A mentor tells this author: look, you can’t start with a bunch of exposition. That’s boring. So they switch the initial block from blue to yellow. That doesn’t actually help that much, though. Unrelieved yellow can be as boring as solid blue. We now don’t know where we are, don’t care about the characters, but there is a lot of chasing and fighting going on. Maybe that’ll hold our interest for a while, but probably not.

This barcode-looking thing is what the author does when they have learned a bit more about pacing. Instead of just painting more of the novel yellow, they switch things up more. There’s an action scene right at the beginning, but it’s brief and there’s a pause in the middle where we find out something of what’s going on. That initial scene ends in some feelings, where the character experiences some consequences of the stuff that’s happened so far, feels the way they feel about it, and we hopefully relate.

This continues through the story.

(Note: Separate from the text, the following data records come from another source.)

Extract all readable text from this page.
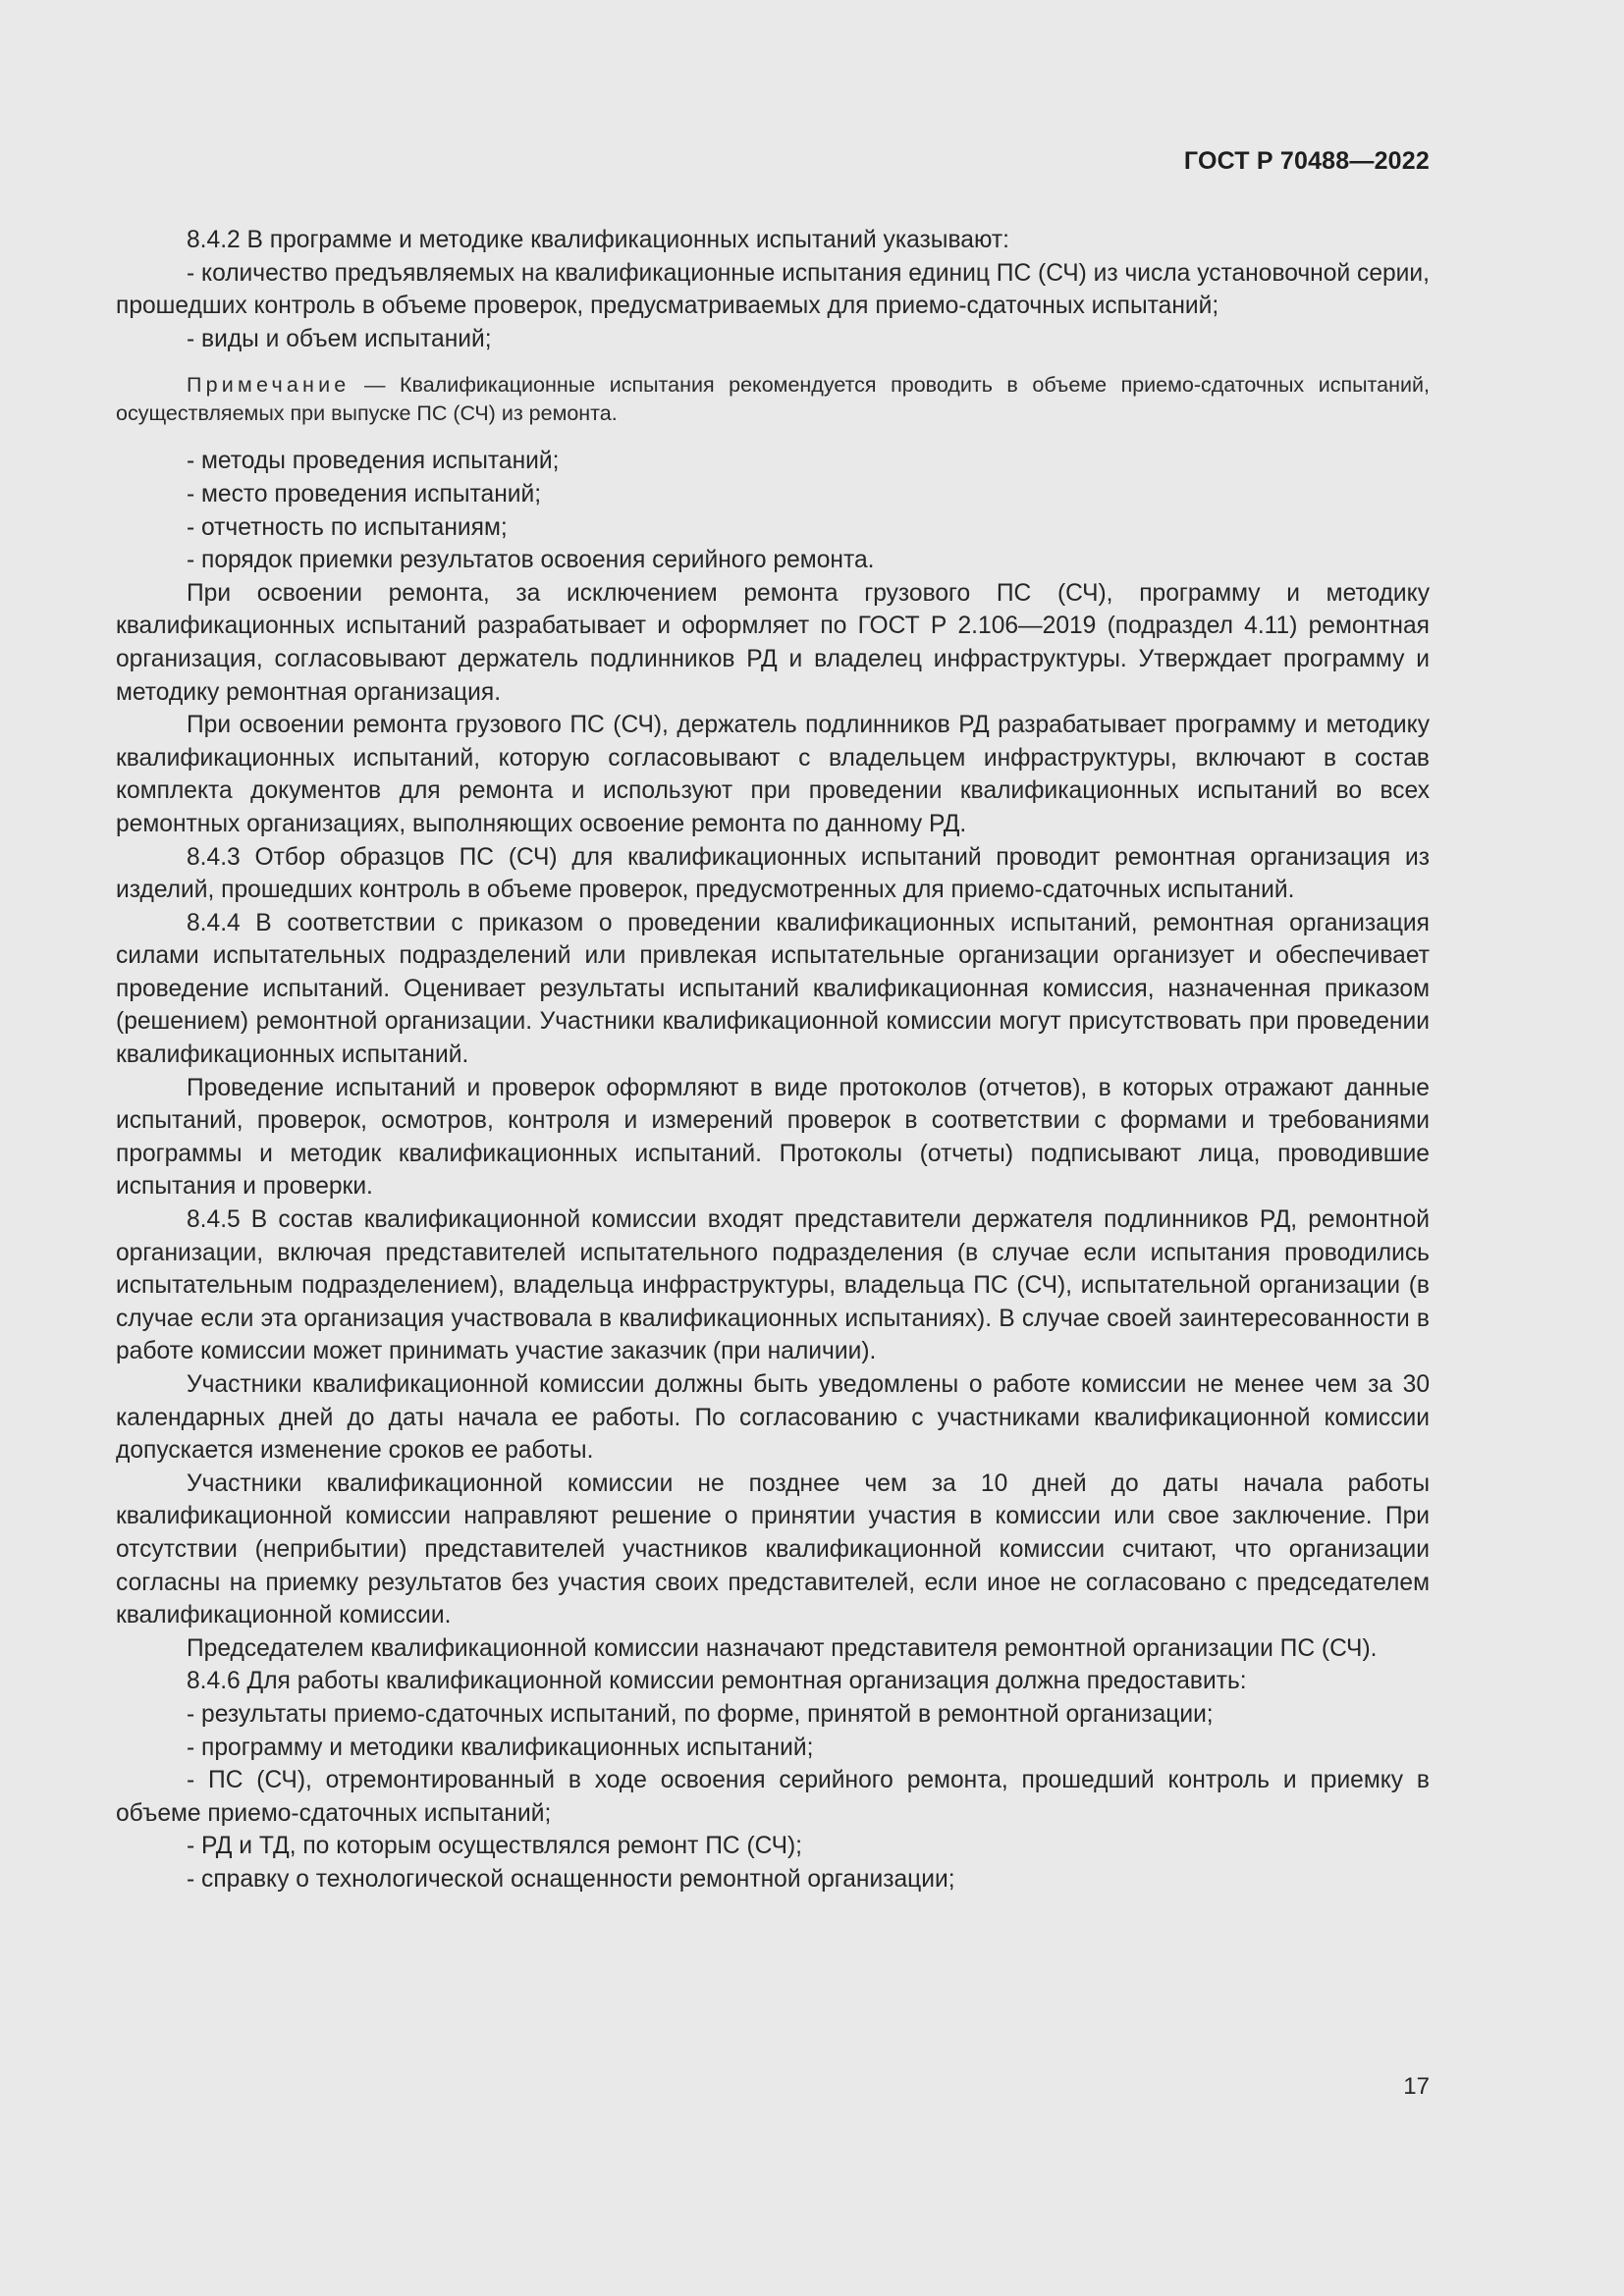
ГОСТ Р 70488—2022

8.4.2 В программе и методике квалификационных испытаний указывают:

- количество предъявляемых на квалификационные испытания единиц ПС (СЧ) из числа установочной серии, прошедших контроль в объеме проверок, предусматриваемых для приемо-сдаточных испытаний;

- виды и объем испытаний;

Примечание — Квалификационные испытания рекомендуется проводить в объеме приемо-сдаточных испытаний, осуществляемых при выпуске ПС (СЧ) из ремонта.

- методы проведения испытаний;

- место проведения испытаний;

- отчетность по испытаниям;

- порядок приемки результатов освоения серийного ремонта.

При освоении ремонта, за исключением ремонта грузового ПС (СЧ), программу и методику квалификационных испытаний разрабатывает и оформляет по ГОСТ Р 2.106—2019 (подраздел 4.11) ремонтная организация, согласовывают держатель подлинников РД и владелец инфраструктуры. Утверждает программу и методику ремонтная организация.

При освоении ремонта грузового ПС (СЧ), держатель подлинников РД разрабатывает программу и методику квалификационных испытаний, которую согласовывают с владельцем инфраструктуры, включают в состав комплекта документов для ремонта и используют при проведении квалификационных испытаний во всех ремонтных организациях, выполняющих освоение ремонта по данному РД.

8.4.3 Отбор образцов ПС (СЧ) для квалификационных испытаний проводит ремонтная организация из изделий, прошедших контроль в объеме проверок, предусмотренных для приемо-сдаточных испытаний.

8.4.4 В соответствии с приказом о проведении квалификационных испытаний, ремонтная организация силами испытательных подразделений или привлекая испытательные организации организует и обеспечивает проведение испытаний. Оценивает результаты испытаний квалификационная комиссия, назначенная приказом (решением) ремонтной организации. Участники квалификационной комиссии могут присутствовать при проведении квалификационных испытаний.

Проведение испытаний и проверок оформляют в виде протоколов (отчетов), в которых отражают данные испытаний, проверок, осмотров, контроля и измерений проверок в соответствии с формами и требованиями программы и методик квалификационных испытаний. Протоколы (отчеты) подписывают лица, проводившие испытания и проверки.

8.4.5 В состав квалификационной комиссии входят представители держателя подлинников РД, ремонтной организации, включая представителей испытательного подразделения (в случае если испытания проводились испытательным подразделением), владельца инфраструктуры, владельца ПС (СЧ), испытательной организации (в случае если эта организация участвовала в квалификационных испытаниях). В случае своей заинтересованности в работе комиссии может принимать участие заказчик (при наличии).

Участники квалификационной комиссии должны быть уведомлены о работе комиссии не менее чем за 30 календарных дней до даты начала ее работы. По согласованию с участниками квалификационной комиссии допускается изменение сроков ее работы.

Участники квалификационной комиссии не позднее чем за 10 дней до даты начала работы квалификационной комиссии направляют решение о принятии участия в комиссии или свое заключение. При отсутствии (неприбытии) представителей участников квалификационной комиссии считают, что организации согласны на приемку результатов без участия своих представителей, если иное не согласовано с председателем квалификационной комиссии.

Председателем квалификационной комиссии назначают представителя ремонтной организации ПС (СЧ).

8.4.6 Для работы квалификационной комиссии ремонтная организация должна предоставить:

- результаты приемо-сдаточных испытаний, по форме, принятой в ремонтной организации;

- программу и методики квалификационных испытаний;

- ПС (СЧ), отремонтированный в ходе освоения серийного ремонта, прошедший контроль и приемку в объеме приемо-сдаточных испытаний;

- РД и ТД, по которым осуществлялся ремонт ПС (СЧ);

- справку о технологической оснащенности ремонтной организации;

17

There’s still lots of action, but there are breaks also. A chapter here to tell us what planet we’re on and what the history is. An emotional dialogue there where our hero spells out their motivations a bit more. Maybe a scene where we see some of the characters working together, what their dynamic is. We can imagine the bars are even thinner than this–a couple paragraphs in the middle of an action scene where the character is afraid of dying. A description of the scary cave where the baddie is hiding. You don’t want to stick with any one color too long. Too much blue and red at once, and the reader gets bored. Too much yellow, and they can’t get their breath.

At the middle, as we near the climax, there’s a ton of action that needs to happen, so the other bars get thinner. But maybe there’s a new setting to describe, or increasing angst the hero has about what they might lose. We hit the climax and there are big feelings for a while. It’s probably in the middle of a scene that was full of action, but we might suspend it all for a page or more while the character turns over in their mind what they have to do. Do they make the choice they know they need to, or do they give up and go home? They’re gonna need a second to mourn the price they have to pay. Frodo and Sam can’t remember the taste of strawberries, or the sound of water. It doesn’t matter that we know there are orcs everywhere, we need this pause. The orcs everywhere only make that pause more poignant and important.

Then back to action, and feelings fall all over the place as we close all the conflicts. By now there’s probably not much exposition left to do, except maybe a pretty scene showing how things are now that things are fixed. Though, if there’s to be a sequel, there should be something left about this world we don’t know, or a setting we haven’t yet visited. That leaves blue for the next book. For example, at the end of The Fifth Season, by N.K. Jemisin, we don’t know what the obelisks are or what the stone eaters want. That made me feel there was world left to explore, and I rushed out to get the next book and find out.

The book ends with feelings, hopefully nice feelings that make you close the book with a sigh. You can enjoy them, because you haven’t had too much, but they are also placed in a context of the other feelings the characters have had throughout the book, because they’ve been included throughout. It’s not just a sudden emotional about-face for no reason. *stares pointedly at Rise of Skywalker*

A good novel is balanced. So when you hear the advice “more action” or “more feelings,” this isn’t meant as permission to throw out the other stuff. Instead, somebody was reading your story and got bogged down in a solid block of one thing. They just want you to switch it up.